Hoje há dia memorial para quase tudo. Talvez um sintoma da sociedade que construímos onde campeia, cada vez mais, a indiferença e o esquecimento. E, por isso, se precise de recordar e de motivar. Talvez não tenhamos consciência, mas em cada mês somos persistentemente bombardeados por muitas e as mais variadas propostas celebrativas.
Dou comigo a pensar se estas propostas serão, na verdade, acolhidas e valorizadas pela nossa gente. Se as mesmas constituem um verdadeiro momento celebrativo, ocupam lugar e ganham peso no nosso íntimo, sabendo que para a maior parte a preocupação diária consiste simplesmente na satisfação básica do que se julga necessário e importante. Só neste mês, o quadro celebrativo é imenso e significativamente diversificado, iniciando com o Dia do trabalhador e findando com o Dia do pescador.

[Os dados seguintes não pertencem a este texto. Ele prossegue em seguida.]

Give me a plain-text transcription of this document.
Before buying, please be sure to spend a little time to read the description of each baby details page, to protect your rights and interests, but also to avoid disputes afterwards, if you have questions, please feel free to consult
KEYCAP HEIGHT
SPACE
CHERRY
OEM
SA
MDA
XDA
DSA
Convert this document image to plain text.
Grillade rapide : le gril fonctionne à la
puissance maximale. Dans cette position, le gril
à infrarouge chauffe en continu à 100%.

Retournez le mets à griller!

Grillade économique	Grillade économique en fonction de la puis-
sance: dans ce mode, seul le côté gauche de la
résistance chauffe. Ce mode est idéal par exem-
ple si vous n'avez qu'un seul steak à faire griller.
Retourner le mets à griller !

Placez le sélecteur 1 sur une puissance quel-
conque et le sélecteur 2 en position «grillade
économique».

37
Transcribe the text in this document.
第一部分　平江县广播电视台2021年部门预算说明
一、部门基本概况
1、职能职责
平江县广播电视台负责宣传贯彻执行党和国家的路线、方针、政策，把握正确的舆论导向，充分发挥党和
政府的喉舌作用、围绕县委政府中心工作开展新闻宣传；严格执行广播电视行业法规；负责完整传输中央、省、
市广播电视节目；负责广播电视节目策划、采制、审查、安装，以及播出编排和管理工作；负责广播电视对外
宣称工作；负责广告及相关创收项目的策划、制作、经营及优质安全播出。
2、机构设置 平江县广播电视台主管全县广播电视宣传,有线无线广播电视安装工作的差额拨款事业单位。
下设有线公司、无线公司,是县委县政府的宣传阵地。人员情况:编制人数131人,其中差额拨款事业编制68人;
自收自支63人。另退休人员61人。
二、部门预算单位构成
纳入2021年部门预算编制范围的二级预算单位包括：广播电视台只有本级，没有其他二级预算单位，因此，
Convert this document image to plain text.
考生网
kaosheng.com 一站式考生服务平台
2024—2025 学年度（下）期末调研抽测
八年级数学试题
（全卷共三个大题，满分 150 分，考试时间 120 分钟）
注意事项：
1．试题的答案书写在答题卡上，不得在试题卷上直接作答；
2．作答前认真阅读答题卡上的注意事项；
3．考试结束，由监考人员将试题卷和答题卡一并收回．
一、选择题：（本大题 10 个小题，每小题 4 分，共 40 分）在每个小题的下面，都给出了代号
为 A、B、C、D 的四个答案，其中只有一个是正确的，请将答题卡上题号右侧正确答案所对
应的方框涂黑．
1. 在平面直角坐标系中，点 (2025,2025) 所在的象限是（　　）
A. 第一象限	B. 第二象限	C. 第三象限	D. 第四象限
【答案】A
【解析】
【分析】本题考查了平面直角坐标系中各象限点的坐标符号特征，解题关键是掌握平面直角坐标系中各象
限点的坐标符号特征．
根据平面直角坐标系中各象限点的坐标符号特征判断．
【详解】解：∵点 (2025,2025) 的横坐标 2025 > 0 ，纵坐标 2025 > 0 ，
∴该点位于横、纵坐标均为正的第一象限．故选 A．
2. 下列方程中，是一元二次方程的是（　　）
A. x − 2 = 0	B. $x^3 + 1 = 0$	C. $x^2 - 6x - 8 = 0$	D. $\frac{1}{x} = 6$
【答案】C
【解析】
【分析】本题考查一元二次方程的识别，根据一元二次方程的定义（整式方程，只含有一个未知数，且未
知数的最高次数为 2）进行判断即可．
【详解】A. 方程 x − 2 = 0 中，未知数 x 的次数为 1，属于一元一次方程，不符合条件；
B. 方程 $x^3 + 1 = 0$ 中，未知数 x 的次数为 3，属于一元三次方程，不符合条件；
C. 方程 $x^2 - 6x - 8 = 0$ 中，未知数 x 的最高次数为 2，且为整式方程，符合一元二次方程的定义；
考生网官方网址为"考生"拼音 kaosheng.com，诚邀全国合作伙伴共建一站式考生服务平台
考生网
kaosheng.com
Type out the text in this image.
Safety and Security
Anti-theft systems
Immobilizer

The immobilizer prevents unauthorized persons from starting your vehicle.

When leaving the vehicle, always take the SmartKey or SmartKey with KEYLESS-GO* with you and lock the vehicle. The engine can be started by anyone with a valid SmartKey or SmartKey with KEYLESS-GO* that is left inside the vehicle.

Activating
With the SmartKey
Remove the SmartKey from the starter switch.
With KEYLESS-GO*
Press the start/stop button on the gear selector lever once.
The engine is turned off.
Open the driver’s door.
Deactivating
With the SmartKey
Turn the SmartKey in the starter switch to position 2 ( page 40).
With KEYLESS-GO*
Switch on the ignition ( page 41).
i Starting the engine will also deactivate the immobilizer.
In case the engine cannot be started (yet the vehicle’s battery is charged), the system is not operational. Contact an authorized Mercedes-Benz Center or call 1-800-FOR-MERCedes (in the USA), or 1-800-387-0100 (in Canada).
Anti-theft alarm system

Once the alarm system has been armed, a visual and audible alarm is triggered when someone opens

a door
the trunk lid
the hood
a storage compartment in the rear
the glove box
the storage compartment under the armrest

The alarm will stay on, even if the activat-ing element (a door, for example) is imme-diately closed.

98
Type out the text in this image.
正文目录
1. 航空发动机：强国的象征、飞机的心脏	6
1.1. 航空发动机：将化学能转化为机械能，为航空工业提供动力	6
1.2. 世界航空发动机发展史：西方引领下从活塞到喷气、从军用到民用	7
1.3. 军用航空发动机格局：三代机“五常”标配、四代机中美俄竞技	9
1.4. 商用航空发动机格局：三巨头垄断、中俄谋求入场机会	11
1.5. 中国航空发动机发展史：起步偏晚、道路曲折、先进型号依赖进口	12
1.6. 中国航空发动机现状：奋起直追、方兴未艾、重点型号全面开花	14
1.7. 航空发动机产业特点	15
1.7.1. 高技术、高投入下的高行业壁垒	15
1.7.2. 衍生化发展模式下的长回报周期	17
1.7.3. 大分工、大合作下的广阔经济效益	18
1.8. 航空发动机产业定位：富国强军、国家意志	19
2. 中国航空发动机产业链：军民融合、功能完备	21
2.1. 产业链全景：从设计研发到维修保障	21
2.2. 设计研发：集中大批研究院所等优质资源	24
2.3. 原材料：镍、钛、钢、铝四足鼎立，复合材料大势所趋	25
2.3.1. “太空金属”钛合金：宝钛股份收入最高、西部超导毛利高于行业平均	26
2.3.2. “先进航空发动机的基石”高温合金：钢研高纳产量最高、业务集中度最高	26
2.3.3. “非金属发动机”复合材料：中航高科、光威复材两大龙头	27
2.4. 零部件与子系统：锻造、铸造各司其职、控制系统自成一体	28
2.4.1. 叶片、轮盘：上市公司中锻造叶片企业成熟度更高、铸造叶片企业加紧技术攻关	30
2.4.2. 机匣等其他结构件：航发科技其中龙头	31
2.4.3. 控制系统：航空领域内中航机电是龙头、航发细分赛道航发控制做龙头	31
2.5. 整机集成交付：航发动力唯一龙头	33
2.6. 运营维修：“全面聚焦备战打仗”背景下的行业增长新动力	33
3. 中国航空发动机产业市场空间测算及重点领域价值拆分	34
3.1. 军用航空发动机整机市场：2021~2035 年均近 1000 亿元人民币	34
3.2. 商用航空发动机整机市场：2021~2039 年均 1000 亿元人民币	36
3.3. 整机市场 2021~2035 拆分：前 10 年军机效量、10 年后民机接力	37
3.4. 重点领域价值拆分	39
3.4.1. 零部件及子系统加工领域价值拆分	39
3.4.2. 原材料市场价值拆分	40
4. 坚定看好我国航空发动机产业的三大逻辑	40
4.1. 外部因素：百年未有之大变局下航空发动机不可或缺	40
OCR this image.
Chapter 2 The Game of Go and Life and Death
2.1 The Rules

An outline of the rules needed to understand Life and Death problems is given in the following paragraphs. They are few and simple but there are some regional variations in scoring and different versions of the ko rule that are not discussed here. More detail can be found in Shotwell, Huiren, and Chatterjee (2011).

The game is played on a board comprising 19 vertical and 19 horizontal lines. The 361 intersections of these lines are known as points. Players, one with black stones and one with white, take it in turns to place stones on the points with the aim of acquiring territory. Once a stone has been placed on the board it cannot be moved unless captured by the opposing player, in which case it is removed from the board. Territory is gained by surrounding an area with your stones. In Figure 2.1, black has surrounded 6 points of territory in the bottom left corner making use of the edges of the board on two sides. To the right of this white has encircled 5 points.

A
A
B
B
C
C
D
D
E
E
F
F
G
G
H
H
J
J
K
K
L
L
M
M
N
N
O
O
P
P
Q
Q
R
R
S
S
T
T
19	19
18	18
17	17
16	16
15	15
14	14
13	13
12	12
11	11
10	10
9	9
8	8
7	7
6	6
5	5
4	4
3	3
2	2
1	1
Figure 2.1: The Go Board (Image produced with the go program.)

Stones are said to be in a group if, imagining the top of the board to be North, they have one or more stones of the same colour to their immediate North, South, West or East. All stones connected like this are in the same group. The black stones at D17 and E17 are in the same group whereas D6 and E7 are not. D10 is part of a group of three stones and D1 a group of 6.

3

Durante este período há celebrações de dias mundiais: da língua portuguesa, do riso, da segurança social, da fibromialgia, das telecomunicações e da sociedade de informação, da Internet, do atum, da senha, do trânsito e da cortesia ao volante, da higiene das mãos, da asma, da pastelaria, da reciclagem, da vacina contra a sida, do médico de família, da diversidade cultural e para o diálogo e o desenvolvimento.
Celebram-se também dias internacionais: da liberdade de imprensa, do bombeiro, da parteira, do enfermeiro, da família, do viver juntos em paz, da luta contra a homofobia, transfobia e a bifobia, dos museus, do brincar.
A estes e já não são poucos, se ajuntam os dias nacionais: das pessoas com deficiência intelectual, da luta contra a obesidade, do advogado. E outros, simplesmente considerados Dias: da Guarda Nacional Republicana, da Mãe, da Europa, dia Europeu do mar, do autor português, do folclore português, dos soldados da paz das Nações Unidas, dos Irmãos, da biodiversidade biológica, do abraço. De todas estas propostas, que dariam, certamente, cada uma delas, motivo a um oportuno artigo, avivo nesta partilha o Dia do Abraço.
Porque cada dia vivemos mais sós e num frenesim de ausências e apatias. A cultura contemporânea deixou na verdade de preparar-nos para a solidão. Cada vez mais sozinhos e vazios ainda que habitados por muitas coisas e mesmo por aqueles que amamos. Mas esquecemos isso. Quanto é importante condividir, potenciar, fazer crescer, humanizar, reencontrar.
E quanto a força de um abraço não negado nos reergue, fortalece e cura. A nossa autobiografia é também escrita e fecundada por uma bela e singela história de abraços. Desde que iniciámos a aventura da vida até ao seu findar. Parece que hoje, sem nos darmos conta, fomos impondo uma espécie de barreira de aproximação, não raras vezes fortalecida com a argamassa da vergonha, da indiferença, de cínicos respeitos humanos. E abraçar é acreditar e cultivar fraternidade, exprimir ternura, alicerçar amizade, ensinar a não cair, saber que não bastam palavras para nos dizermos e revelarmos. O abraço também liberta, potencia a esperança, entreabre a fé, é lugar novo para fazermos a aprendizagem de nós mesmos e do amor. Desejemos que os motivos de todas as nossas lutas diárias sejam selados pela força e eloquência de um abraço e reencontremos aí os fundamentos do nosso poder. O meu abraço!